There are a range of practical and lifestyle changes that may help to manage some of the sexual changes after breast cancer treatment, such as early menopause and the effects on sexuality and libido.

· Recommend the patient to be open with her partner, let her explain changes and which remedies or changed sexual patterns might be helpful.

· Sexual health resources to enhance body image (wigs, special lingerie, attachable nipples etc.) should be widely available to help breast cancer patients reclaim their sexual self-esteem.
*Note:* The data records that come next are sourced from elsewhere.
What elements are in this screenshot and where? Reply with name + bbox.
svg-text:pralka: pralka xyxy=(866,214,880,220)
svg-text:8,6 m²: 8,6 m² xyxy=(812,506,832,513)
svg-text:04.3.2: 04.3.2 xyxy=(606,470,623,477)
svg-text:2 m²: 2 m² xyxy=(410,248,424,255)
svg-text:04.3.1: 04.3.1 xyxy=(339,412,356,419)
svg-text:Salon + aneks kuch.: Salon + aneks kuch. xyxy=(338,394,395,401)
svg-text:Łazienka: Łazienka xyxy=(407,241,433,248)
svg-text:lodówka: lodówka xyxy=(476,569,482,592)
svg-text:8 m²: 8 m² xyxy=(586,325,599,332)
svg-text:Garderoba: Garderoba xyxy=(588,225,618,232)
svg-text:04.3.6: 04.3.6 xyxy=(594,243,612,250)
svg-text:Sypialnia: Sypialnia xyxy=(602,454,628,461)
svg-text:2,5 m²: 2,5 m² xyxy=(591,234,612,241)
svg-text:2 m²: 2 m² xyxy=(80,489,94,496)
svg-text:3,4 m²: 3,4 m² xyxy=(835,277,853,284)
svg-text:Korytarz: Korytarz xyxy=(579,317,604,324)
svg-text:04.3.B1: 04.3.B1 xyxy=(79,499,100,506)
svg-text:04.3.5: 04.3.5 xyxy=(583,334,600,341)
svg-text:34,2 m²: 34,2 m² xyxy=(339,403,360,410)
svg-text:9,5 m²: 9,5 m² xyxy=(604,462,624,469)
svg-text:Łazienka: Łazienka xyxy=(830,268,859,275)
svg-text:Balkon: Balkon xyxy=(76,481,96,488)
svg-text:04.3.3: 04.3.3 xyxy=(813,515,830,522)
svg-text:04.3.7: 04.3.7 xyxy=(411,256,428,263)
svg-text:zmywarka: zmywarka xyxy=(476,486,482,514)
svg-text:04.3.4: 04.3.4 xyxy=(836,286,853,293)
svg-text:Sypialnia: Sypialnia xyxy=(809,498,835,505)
· Relaxation techniques may help to reduce sexual stress. They can help to make a shift for timely reducing the importance of sexual intercourse and orgasm, at least for a while, and focus instead on intimacy.
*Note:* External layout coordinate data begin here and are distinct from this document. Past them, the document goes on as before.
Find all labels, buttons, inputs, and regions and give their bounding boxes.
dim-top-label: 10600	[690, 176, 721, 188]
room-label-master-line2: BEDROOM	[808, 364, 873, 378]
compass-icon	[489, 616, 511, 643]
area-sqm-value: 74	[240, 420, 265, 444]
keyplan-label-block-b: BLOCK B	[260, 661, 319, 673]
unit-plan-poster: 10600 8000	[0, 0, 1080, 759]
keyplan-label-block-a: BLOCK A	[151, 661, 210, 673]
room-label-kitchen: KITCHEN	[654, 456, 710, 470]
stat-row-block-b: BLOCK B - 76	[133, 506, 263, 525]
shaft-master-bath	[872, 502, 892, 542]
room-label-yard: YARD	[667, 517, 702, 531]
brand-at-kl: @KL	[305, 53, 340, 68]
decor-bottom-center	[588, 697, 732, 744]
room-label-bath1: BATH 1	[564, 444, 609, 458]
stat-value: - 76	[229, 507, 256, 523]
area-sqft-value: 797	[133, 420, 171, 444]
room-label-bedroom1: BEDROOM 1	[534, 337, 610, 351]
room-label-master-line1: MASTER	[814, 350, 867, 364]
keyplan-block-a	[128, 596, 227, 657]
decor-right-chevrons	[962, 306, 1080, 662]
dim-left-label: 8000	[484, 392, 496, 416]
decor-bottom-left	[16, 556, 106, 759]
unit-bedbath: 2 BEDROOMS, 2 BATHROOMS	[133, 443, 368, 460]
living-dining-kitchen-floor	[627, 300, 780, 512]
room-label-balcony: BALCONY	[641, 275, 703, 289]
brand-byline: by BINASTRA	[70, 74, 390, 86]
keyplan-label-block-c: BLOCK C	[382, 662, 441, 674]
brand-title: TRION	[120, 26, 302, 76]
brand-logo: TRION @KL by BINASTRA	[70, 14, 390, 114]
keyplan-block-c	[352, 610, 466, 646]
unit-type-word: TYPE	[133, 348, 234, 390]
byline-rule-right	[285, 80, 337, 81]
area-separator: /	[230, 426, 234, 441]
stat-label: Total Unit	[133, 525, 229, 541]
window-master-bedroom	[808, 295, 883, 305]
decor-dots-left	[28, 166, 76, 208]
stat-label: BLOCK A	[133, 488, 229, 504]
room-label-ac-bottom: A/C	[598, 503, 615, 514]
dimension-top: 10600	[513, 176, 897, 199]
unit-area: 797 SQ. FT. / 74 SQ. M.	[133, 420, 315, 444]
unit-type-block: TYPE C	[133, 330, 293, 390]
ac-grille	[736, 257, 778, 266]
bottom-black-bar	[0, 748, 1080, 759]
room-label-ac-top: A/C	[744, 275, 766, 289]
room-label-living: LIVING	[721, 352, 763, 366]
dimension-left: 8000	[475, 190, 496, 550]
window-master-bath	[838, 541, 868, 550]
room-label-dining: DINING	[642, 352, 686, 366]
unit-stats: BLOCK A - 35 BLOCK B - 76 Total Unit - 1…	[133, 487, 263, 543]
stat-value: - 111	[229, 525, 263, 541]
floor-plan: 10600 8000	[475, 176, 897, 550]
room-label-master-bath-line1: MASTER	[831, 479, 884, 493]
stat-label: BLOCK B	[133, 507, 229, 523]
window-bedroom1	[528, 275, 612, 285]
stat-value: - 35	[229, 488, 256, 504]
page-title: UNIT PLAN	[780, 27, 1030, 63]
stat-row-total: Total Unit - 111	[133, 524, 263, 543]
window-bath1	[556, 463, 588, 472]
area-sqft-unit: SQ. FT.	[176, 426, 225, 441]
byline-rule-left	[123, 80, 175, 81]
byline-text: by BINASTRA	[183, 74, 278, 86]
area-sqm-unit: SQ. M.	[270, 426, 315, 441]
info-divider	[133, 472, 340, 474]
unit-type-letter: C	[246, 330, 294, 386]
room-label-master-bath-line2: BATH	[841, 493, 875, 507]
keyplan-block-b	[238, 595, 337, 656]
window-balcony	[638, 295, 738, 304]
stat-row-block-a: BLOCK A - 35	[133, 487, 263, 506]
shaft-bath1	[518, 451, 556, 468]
· Advise on ways how the partner maybe could create in the patient more sexual arousal (by touching, caressing etc.).

· Let them find positions that give more control over movements and minimize deep penetration. There are quite some ways of non-penetrative sexual encounters.

· Discuss concerns with the partner, explore alternatives.

· Go on a ‘Reinventing your sexual life after cancer’ journey.

· By trying alternative ways to be intimate, patients and partners can maintain a pleasurable and satisfying sexual relationship.

· Try to boost or re-create self pleasure: Whether single or in a relationship, caressing the body may give the woman pleasure again from the body that betrayed her when diagnosed and treated for breast cancer. Masturbation is also a good way to find out if and how sexuality and sensitivity or sensations have changed after cancer treatment

Psychosexual counselling and possible psychosexual therapies should be offered to all breast cancer patients (and their partners), when there are sexual complaints, specifically addressing (possible) anxiety, stress, uncomforting symptoms including hot flashes, sexual comfort in lovemaking, and mood changes from the imposed loss of fertility.

15.7 Breast Cancer in Men (MBC)

MBC is a rather rare disease. Less than 1 % of all breast cancers occur in men. For men, the lifetime risk of being diagnosed with breast cancer is about 1 in 1,000. The breast being seen as a female organ is part of the explanation behind delay in diagnosis, gender confusion and disturbed male identity. Treatment and prognosis of MBC are comparable to female breast cancer. That means surgery, often with dissection of axillary lymph nodes, and in a high percentage also tamoxifen. Tamoxifen treatment can add to the male identity confusion because of hot flashes, low desire and erectile disturbances [15]. For part of the men, the breasts/nipples are sensitive to stimulation and provide sexual pleasure. Removal also disturbs appearance identity and causes stigma in some men [15]. Nipple preservation, if possible, is recommended.